Ciente da predição de um oráculo de que seria destronado por um de seus filhos, Saturno, divindade representativa do tempo na mitologia romana, a fim de evitar a concretização de seu destino fatal, devorava seus filhos recém-nascidos para se manter no poder celestial. O olhar de puro tormento, o vívido ato de canibalismo, sangue, escuridão, insanidade e ruína, são elementos muito bem retratados pelo artista espanhol Francisco de Goya (1746/1828) para recompor esta passagem mítica. Além de seu forte alcance psicanalítico, esta obra é uma representação muito eloquente dos limites do “poder”, afinal, até onde se pode chegar para se manter no topo?
Na continuação da narrativa mitológica, em resumo, Saturno é enganado por sua esposa e por isso não devora um de seus filhos, Júpiter.
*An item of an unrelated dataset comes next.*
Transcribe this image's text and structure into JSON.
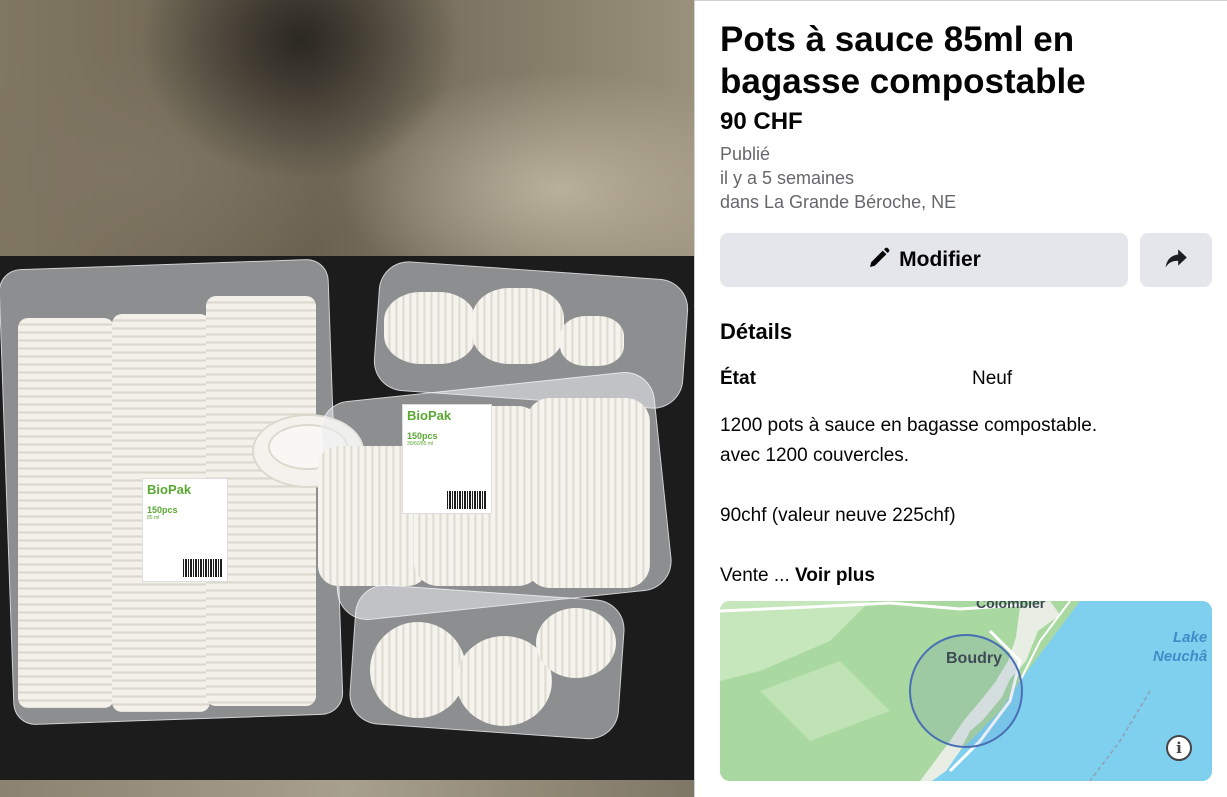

O destino acaba sendo selado e o deus do tempo é finalmente destronado e aprisionado no Tártaro. Aqui até vale a liberdade da reflexão: se um dia Maquiavel descreveu as formas de conquista e sustentação do poder político, Goya e a mitologia romana talvez tenham bem retratado os custos deste esforço.
Tratando-se do mundo real, pudemos acompanhar mais um capítulo da novela do poder político brasileiro na última semana em Brasília. O agora ex-Ministro da Justiça e Segurança Pública, Sérgio Moro, pediu demissão do cargo nesta sexta feira (24/04). O motivo: discordância da maneira como foi conduzida a exoneração de seu braço direito na Polícia Federal, Maurício Valeixo, além da falta de razões objetivas por parte do presidente Jair Bolsonaro em proferir tal decisão.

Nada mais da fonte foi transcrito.